US 12,488,778 B2
	Normalizing flows with neural splines for high-quality speech synthesis
Kevin Shih, Cambridge, MA (US); José Rafael Valle Gomes da Costa, Berkeley, CA (US); Rohan Badlani, Santa Clara, CA (US); João Felipe Santos, Vancouver (CA); and Bryan Catanzaro, Los Altos Hills, CA (US)
Assigned to NVIDIA Corporation, Santa Clara, CA (US)
Filed by NVIDIA Corporation, Santa Clara, CA (US)
Filed on Jan. 20, 2023, as Appl. No. 18/099,840.
Claims priority of provisional application 63/392,406, filed on Jul. 26, 2022.
Prior Publication US 2024/0038212 A1, Feb. 1, 2024
Int. Cl. G10L 13/027 (2013.01); G10L 13/08 (2013.01); G10L 25/30 (2013.01)

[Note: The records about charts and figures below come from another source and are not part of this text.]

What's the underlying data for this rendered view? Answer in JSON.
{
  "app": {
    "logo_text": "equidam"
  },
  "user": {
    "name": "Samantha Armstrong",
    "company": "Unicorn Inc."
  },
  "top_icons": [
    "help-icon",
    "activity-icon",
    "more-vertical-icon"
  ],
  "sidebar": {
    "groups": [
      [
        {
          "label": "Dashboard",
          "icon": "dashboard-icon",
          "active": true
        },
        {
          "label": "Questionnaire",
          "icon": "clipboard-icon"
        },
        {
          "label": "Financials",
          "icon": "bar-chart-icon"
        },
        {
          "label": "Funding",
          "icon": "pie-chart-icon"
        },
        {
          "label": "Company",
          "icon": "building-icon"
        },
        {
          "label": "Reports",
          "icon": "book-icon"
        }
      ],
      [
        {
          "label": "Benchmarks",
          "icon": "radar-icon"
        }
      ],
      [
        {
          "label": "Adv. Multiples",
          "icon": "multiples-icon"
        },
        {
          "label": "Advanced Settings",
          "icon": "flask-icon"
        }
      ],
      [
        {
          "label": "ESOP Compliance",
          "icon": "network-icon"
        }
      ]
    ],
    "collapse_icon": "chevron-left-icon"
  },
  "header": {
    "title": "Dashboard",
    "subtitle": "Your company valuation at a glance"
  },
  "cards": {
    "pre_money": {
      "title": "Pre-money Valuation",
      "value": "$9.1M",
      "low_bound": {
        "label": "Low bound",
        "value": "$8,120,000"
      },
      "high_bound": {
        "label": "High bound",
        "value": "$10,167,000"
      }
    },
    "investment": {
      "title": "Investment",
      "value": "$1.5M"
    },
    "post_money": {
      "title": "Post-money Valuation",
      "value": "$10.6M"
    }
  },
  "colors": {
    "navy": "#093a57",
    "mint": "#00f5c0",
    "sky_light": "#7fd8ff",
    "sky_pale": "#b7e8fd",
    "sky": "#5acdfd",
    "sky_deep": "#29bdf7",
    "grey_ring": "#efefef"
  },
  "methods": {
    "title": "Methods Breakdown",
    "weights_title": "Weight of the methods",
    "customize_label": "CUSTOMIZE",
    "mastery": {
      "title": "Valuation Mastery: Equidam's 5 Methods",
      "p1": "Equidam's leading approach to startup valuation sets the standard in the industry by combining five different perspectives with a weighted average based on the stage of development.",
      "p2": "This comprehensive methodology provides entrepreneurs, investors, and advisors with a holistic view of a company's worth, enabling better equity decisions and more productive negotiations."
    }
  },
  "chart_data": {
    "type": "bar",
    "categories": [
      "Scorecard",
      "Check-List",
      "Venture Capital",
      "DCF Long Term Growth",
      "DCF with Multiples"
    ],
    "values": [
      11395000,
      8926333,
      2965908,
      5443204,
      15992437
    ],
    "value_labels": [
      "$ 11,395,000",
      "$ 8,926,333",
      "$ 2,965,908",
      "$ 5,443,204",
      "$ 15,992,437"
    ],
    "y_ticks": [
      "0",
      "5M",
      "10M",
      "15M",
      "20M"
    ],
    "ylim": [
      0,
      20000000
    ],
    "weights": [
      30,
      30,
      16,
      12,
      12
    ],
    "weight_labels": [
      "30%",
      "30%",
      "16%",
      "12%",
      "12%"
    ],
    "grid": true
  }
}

CPC G10L 13/027 (2013.01) [G10L 13/08 (2013.01); G10L 25/30 (2013.01)]

19 Claims

1. A method to obtain a speech model, the method comprising:

filling, with synthetic values, one or more gaps in a time series of a speech characteristics (SC);

identifying, using one or more iterations, a mapping of the time series of the SC on a target distribution of a latent variable,

wherein each of the one or more iterations comprises a non-linear invertible transformation of at least a subset of the time series of the SC, and

wherein parameters of the non-linear invertible transformations are determined using a neural network that approximates a statistics of the time series of the SC with a statistics predicted for the SC based on the identified mapping and the target distribution of the latent variable; and

generating, using the identified mapping, a speech signal corresponding to an input text.